The wealthy nations need to cancel all debt “owed” by former colonies (“former” only in a gross political sense; look at Haiti as a prime example, still paying off debt “owed” to former slave owners for the loss of their human and real property). Until that happens, these nations will continue to operate under the weight of capitalism, inequality, and agricultural monoculture, which, as seen above, create fertile soil for far-right populists.
Nice reading your global list Vincent. It’s nice to have the perspective!
In my opinion, it appears rightwing populism rears it’s ugly head when capitolisic democracy fails in widening it’s inclusivity of it’s own everchanging populace, coupled with an inability to maintain argumentatively and philosophically WHY left of center policy (social democracy let’s say) benefits the whole of society far greater then, a libertariarian, privatize everything possible,
scapegoating, fearmongering right wing approach.

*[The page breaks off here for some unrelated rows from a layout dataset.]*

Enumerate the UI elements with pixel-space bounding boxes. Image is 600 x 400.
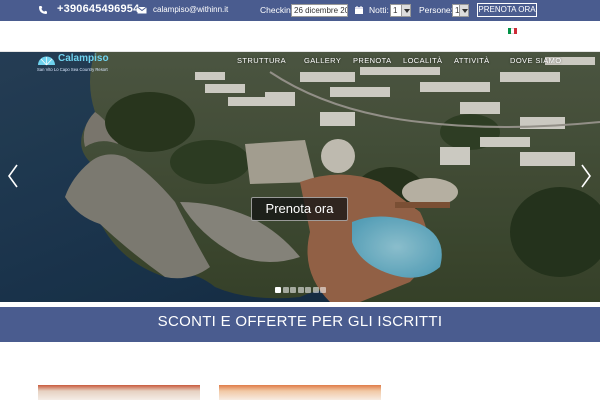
offer-card-1-image[interactable] bbox=[38, 385, 200, 400]
offers-banner: SCONTI E OFFERTE PER GLI ISCRITTI bbox=[0, 307, 600, 342]
book-now-cta-button[interactable]: Prenota ora bbox=[251, 197, 348, 221]
top-bar: +390645496954 calampiso@withinn.it Check… bbox=[0, 0, 600, 21]
slide-dot[interactable] bbox=[290, 287, 296, 293]
notti-label: Notti: bbox=[369, 5, 389, 15]
persone-label: Persone: bbox=[419, 5, 454, 15]
checkin-date-input[interactable]: 26 dicembre 20 bbox=[291, 4, 348, 17]
notti-value: 1 bbox=[393, 6, 398, 15]
phone-icon bbox=[39, 6, 47, 14]
header-row bbox=[0, 21, 600, 52]
calampiso-logo[interactable]: Calampiso San Vito Lo Capo Sea Country R… bbox=[37, 53, 117, 75]
hero-image bbox=[0, 52, 600, 302]
nav-item-gallery[interactable]: GALLERY bbox=[304, 56, 341, 65]
slide-dot[interactable] bbox=[312, 287, 319, 293]
nav-item-prenota[interactable]: PRENOTA bbox=[353, 56, 392, 65]
calendar-icon[interactable] bbox=[354, 5, 364, 15]
hero-slider: Calampiso San Vito Lo Capo Sea Country R… bbox=[0, 52, 600, 302]
chevron-down-icon bbox=[401, 5, 410, 16]
chevron-right-icon[interactable] bbox=[580, 163, 592, 189]
slide-dot[interactable] bbox=[282, 287, 289, 293]
slide-dot[interactable] bbox=[320, 287, 326, 293]
nav-item-localita[interactable]: LOCALITÀ bbox=[403, 56, 442, 65]
offer-card-2-image[interactable] bbox=[219, 385, 381, 400]
chevron-left-icon[interactable] bbox=[7, 163, 19, 189]
email-link[interactable]: calampiso@withinn.it bbox=[153, 5, 228, 14]
flag-stripe-red bbox=[514, 28, 517, 34]
logo-name: Calampiso bbox=[58, 53, 109, 64]
chevron-down-icon bbox=[459, 5, 468, 16]
checkin-label: Checkin: bbox=[260, 5, 294, 15]
sun-logo-icon bbox=[38, 56, 55, 66]
nav-item-struttura[interactable]: STRUTTURA bbox=[237, 56, 286, 65]
logo-tagline: San Vito Lo Capo Sea Country Resort bbox=[37, 67, 108, 72]
persone-select[interactable]: 1 bbox=[452, 4, 469, 17]
mail-icon bbox=[137, 6, 147, 14]
nav-item-dove-siamo[interactable]: DOVE SIAMO bbox=[510, 56, 562, 65]
slide-dot[interactable] bbox=[275, 287, 281, 293]
slide-dot[interactable] bbox=[305, 287, 311, 293]
slide-dot[interactable] bbox=[297, 287, 304, 293]
nav-item-attivita[interactable]: ATTIVITÀ bbox=[454, 56, 490, 65]
notti-select[interactable]: 1 bbox=[390, 4, 411, 17]
offers-banner-title: SCONTI E OFFERTE PER GLI ISCRITTI bbox=[157, 313, 443, 330]
page: +390645496954 calampiso@withinn.it Check… bbox=[0, 0, 600, 400]
book-now-button[interactable]: PRENOTA ORA bbox=[477, 3, 537, 17]
italian-flag-icon[interactable] bbox=[508, 28, 517, 34]
phone-number[interactable]: +390645496954 bbox=[57, 3, 139, 15]
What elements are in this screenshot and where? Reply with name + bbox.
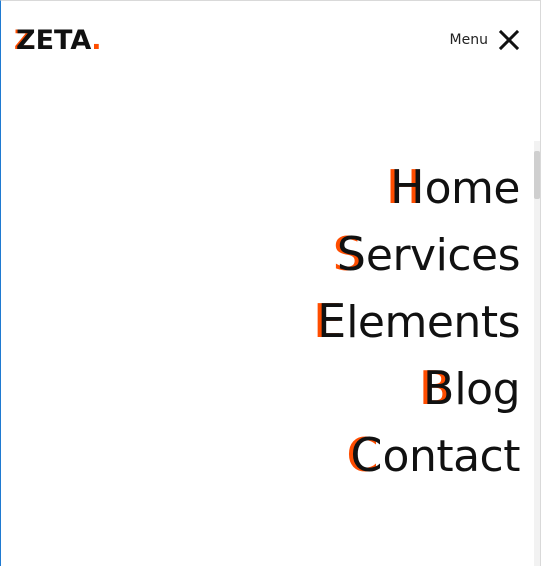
nav-item-home[interactable]: H H ome	[386, 154, 521, 221]
nav-item-initial-main: C	[350, 428, 383, 482]
logo-initial-main: Z	[16, 25, 36, 56]
nav-item-label: ontact	[382, 431, 521, 482]
logo-text: ETA	[35, 25, 92, 56]
nav-item-elements[interactable]: E E lements	[313, 288, 520, 355]
nav-item-label: log	[454, 364, 520, 415]
page-frame: Z Z ETA . Menu H H ome S S ervices E E l…	[0, 0, 541, 566]
logo-dot: .	[91, 25, 102, 56]
nav-item-label: lements	[346, 297, 520, 348]
nav-item-initial-main: H	[390, 160, 425, 214]
nav-item-services[interactable]: S S ervices	[333, 221, 521, 288]
menu-label: Menu	[449, 32, 488, 48]
nav-item-initial: C C	[346, 422, 383, 489]
scrollbar-track[interactable]	[534, 141, 540, 566]
nav-item-initial-main: B	[422, 361, 455, 415]
nav-item-contact[interactable]: C C ontact	[346, 422, 521, 489]
nav-item-blog[interactable]: B B log	[419, 355, 521, 422]
nav-item-initial: E E	[313, 288, 347, 355]
nav-item-initial: B B	[419, 355, 455, 422]
nav-item-label: ome	[424, 163, 521, 214]
main-navigation: H H ome S S ervices E E lements B B log	[313, 154, 521, 489]
nav-item-label: ervices	[365, 230, 521, 281]
nav-item-initial-main: E	[317, 294, 347, 348]
nav-item-initial-main: S	[336, 227, 366, 281]
close-icon[interactable]	[498, 29, 520, 51]
nav-item-initial: S S	[333, 221, 366, 288]
logo-initial: Z Z	[14, 25, 36, 57]
nav-item-initial: H H	[386, 154, 425, 221]
menu-toggle-button[interactable]: Menu	[450, 29, 520, 51]
logo[interactable]: Z Z ETA .	[14, 25, 102, 57]
scrollbar-thumb[interactable]	[534, 151, 540, 199]
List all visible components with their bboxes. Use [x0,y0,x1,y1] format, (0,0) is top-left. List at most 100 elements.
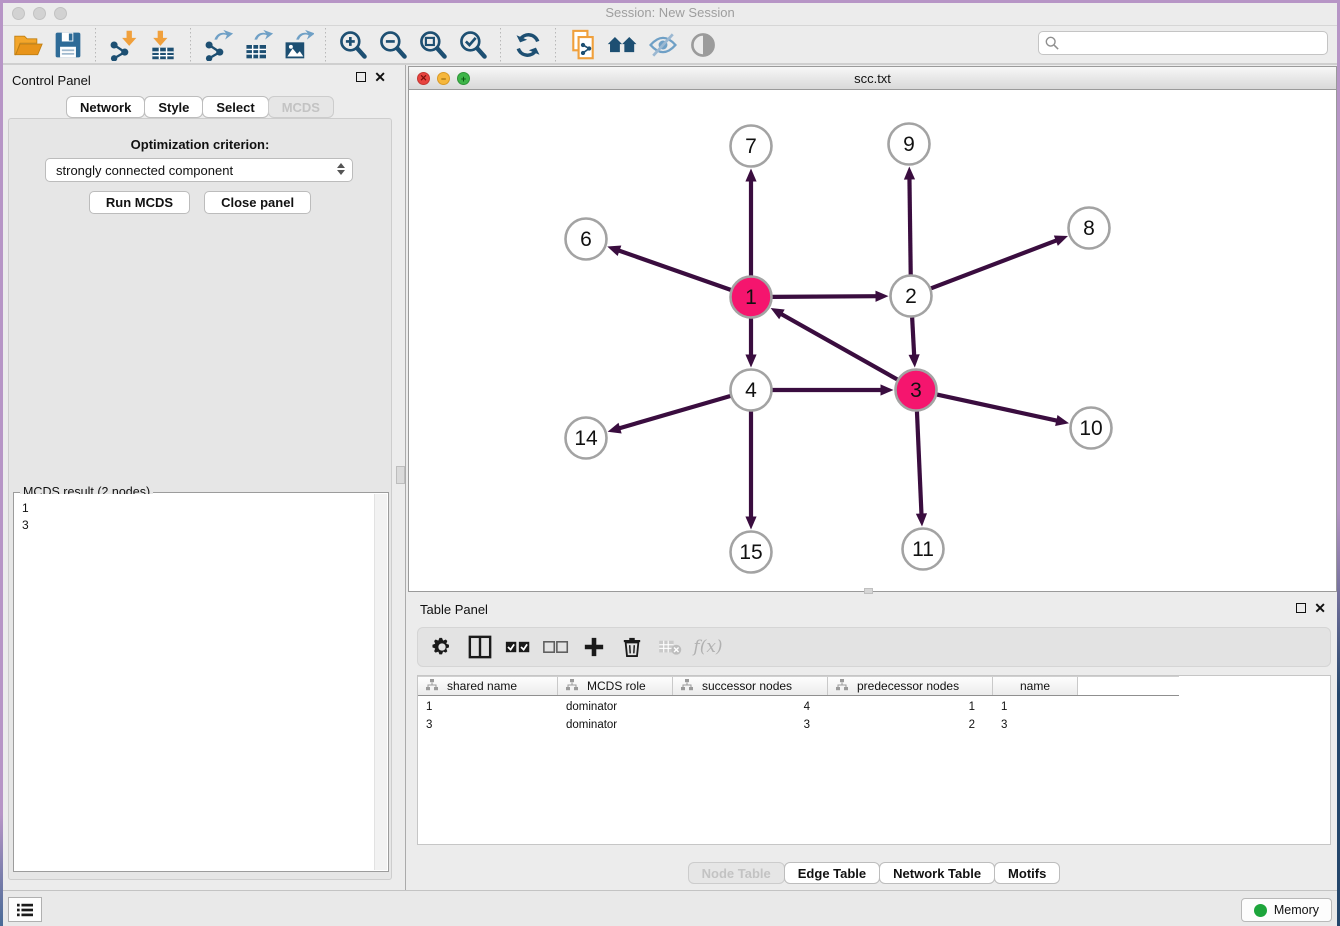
toolbar-separator [190,28,191,62]
memory-button[interactable]: Memory [1241,898,1332,922]
export-table-icon[interactable] [240,28,276,62]
table-row[interactable]: 3dominator323 [418,719,1330,735]
select-all-icon[interactable] [504,633,532,661]
desktop-edge [0,0,1340,3]
tree-hierarchy-icon [566,679,578,694]
zoom-selected-icon[interactable] [455,28,491,62]
zoom-fit-icon[interactable] [415,28,451,62]
svg-text:8: 8 [1083,217,1095,240]
node-table-rows: 1dominator411 3dominator323 [418,696,1330,735]
add-column-icon[interactable] [580,633,608,661]
window-title: Session: New Session [0,5,1340,20]
save-session-icon[interactable] [50,28,86,62]
run-mcds-button[interactable]: Run MCDS [89,191,190,214]
deselect-all-icon[interactable] [542,633,570,661]
main-titlebar: Session: New Session [0,0,1340,26]
graph-node-11[interactable]: 11 [903,529,944,570]
horizontal-splitter-handle[interactable] [864,588,873,594]
table-row[interactable]: 1dominator411 [418,701,1330,717]
tab-style[interactable]: Style [144,96,203,118]
tab-select[interactable]: Select [202,96,268,118]
svg-text:14: 14 [574,427,598,450]
column-header-shared-name[interactable]: shared name [418,677,558,695]
graph-node-3[interactable]: 3 [896,370,937,411]
hide-style-icon[interactable] [645,28,681,62]
import-table-icon[interactable] [145,28,181,62]
column-view-icon[interactable] [466,633,494,661]
tab-network-table[interactable]: Network Table [879,862,995,884]
graph-node-4[interactable]: 4 [731,370,772,411]
close-panel-button[interactable]: Close panel [204,191,311,214]
desktop-edge [0,0,3,926]
control-panel-tabs: NetworkStyleSelectMCDS [0,96,400,118]
tab-node-table[interactable]: Node Table [688,862,785,884]
graph-node-7[interactable]: 7 [731,126,772,167]
refresh-layout-icon[interactable] [510,28,546,62]
list-icon [16,902,34,918]
table-tabs: Node TableEdge TableNetwork TableMotifs [408,862,1340,884]
mcds-result-box: MCDS result (2 nodes) 1 3 [13,492,389,872]
svg-text:6: 6 [580,228,592,251]
zoom-in-icon[interactable] [335,28,371,62]
graph-node-10[interactable]: 10 [1071,408,1112,449]
export-network-icon[interactable] [200,28,236,62]
close-panel-icon[interactable]: ✕ [374,72,386,82]
svg-text:15: 15 [739,541,762,564]
criterion-selected-value: strongly connected component [56,163,233,178]
tab-mcds[interactable]: MCDS [268,96,334,118]
result-scrollbar[interactable] [374,494,387,870]
graph-node-9[interactable]: 9 [889,124,930,165]
first-neighbors-icon[interactable] [605,28,641,62]
optimization-criterion-label: Optimization criterion: [9,137,391,152]
mcds-result-text[interactable]: 1 3 [15,494,374,870]
mcds-panel: Optimization criterion: strongly connect… [8,118,392,880]
column-header-MCDS-role[interactable]: MCDS role [558,677,673,695]
clone-network-icon[interactable] [565,28,601,62]
status-bar: Memory [0,890,1340,926]
main-toolbar [0,26,1340,65]
network-canvas[interactable]: 7 9 6 8 1 2 4 3 14 10 15 11 [409,90,1336,591]
tree-hierarchy-icon [836,679,848,694]
show-graphics-icon[interactable] [685,28,721,62]
column-header-successor-nodes[interactable]: successor nodes [673,677,828,695]
tab-motifs[interactable]: Motifs [994,862,1060,884]
column-header-predecessor-nodes[interactable]: predecessor nodes [828,677,993,695]
graph-node-8[interactable]: 8 [1069,208,1110,249]
float-table-panel-icon[interactable] [1296,603,1306,613]
close-table-panel-icon[interactable]: ✕ [1314,603,1326,613]
import-network-icon[interactable] [105,28,141,62]
node-table[interactable]: shared nameMCDS rolesuccessor nodesprede… [417,675,1331,845]
table-settings-gear-icon[interactable] [428,633,456,661]
control-panel-title: Control Panel [12,73,91,88]
tab-network[interactable]: Network [66,96,145,118]
graph-node-6[interactable]: 6 [566,219,607,260]
task-history-button[interactable] [8,897,42,922]
export-image-icon[interactable] [280,28,316,62]
tree-hierarchy-icon [681,679,693,694]
tree-hierarchy-icon [426,679,438,694]
svg-text:11: 11 [912,538,934,561]
vertical-splitter-handle[interactable] [396,466,405,484]
search-input[interactable] [1038,31,1328,55]
toolbar-separator [500,28,501,62]
delete-table-icon-disabled [656,633,684,661]
network-view-frame: ✕ − + scc.txt 7 9 6 8 1 2 4 3 14 10 15 11 [408,66,1337,592]
delete-trash-icon[interactable] [618,633,646,661]
graph-node-1[interactable]: 1 [731,277,772,318]
table-toolbar: f(x) [417,627,1331,667]
graph-node-15[interactable]: 15 [731,532,772,573]
graph-node-2[interactable]: 2 [891,276,932,317]
tab-edge-table[interactable]: Edge Table [784,862,880,884]
network-frame-titlebar[interactable]: ✕ − + scc.txt [409,67,1336,90]
column-header-name[interactable]: name [993,677,1078,695]
vertical-splitter[interactable] [405,65,406,890]
control-panel: Control Panel ✕ NetworkStyleSelectMCDS O… [0,65,400,890]
search-icon [1045,36,1059,55]
graph-node-14[interactable]: 14 [566,418,607,459]
svg-text:9: 9 [903,133,915,156]
open-session-icon[interactable] [10,28,46,62]
float-panel-icon[interactable] [356,72,366,82]
criterion-select[interactable]: strongly connected component [45,158,353,182]
zoom-out-icon[interactable] [375,28,411,62]
svg-text:3: 3 [910,379,922,402]
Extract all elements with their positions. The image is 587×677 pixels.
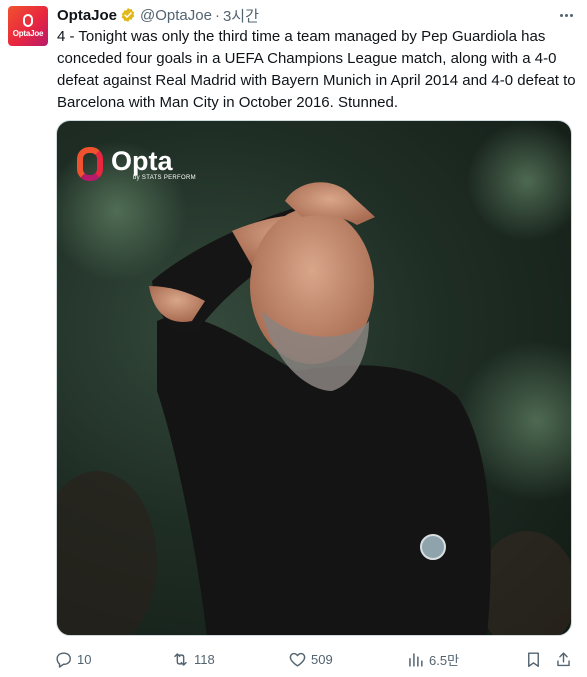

I put a lot of blame on the Democrats for decades of supporting neo liberal corporate agendas. (Thanks for the rust belt!) But, no matter how hard the Dems try they’ll never match the shear fascistic ruthlessness of the Republicans. Noam Chomsky said it best when he called them
“the most dangerous political party the world has ever known”.
Both parties simply ignored for too long how these policies exacerbated climate disaster and created mass immigration into the US and Europe alike. (Of course the US economy would cumbled without the labor).
I’ll never forget when I lived in Hamburg that general sense of German animosity towards the Turkish population whose labor was a major factor in rebuilding the country after WW2 due to an lack of, of course men. Thanks for helping rebuild our country, now leave!
It’s difficult for those monocultures to open up for change. It might be easy for them to turn to the right when the going gets tough.
Anyhoo, definitely some hope South of the Border. I can only hope the US can change it’s endless meddling and crippling of those economies. But perhaps they can shift for the greater good despite the US. Okay I’ll stop rambling. So much to discuss.
Sorry for any grammatical errors! Keep up the good work!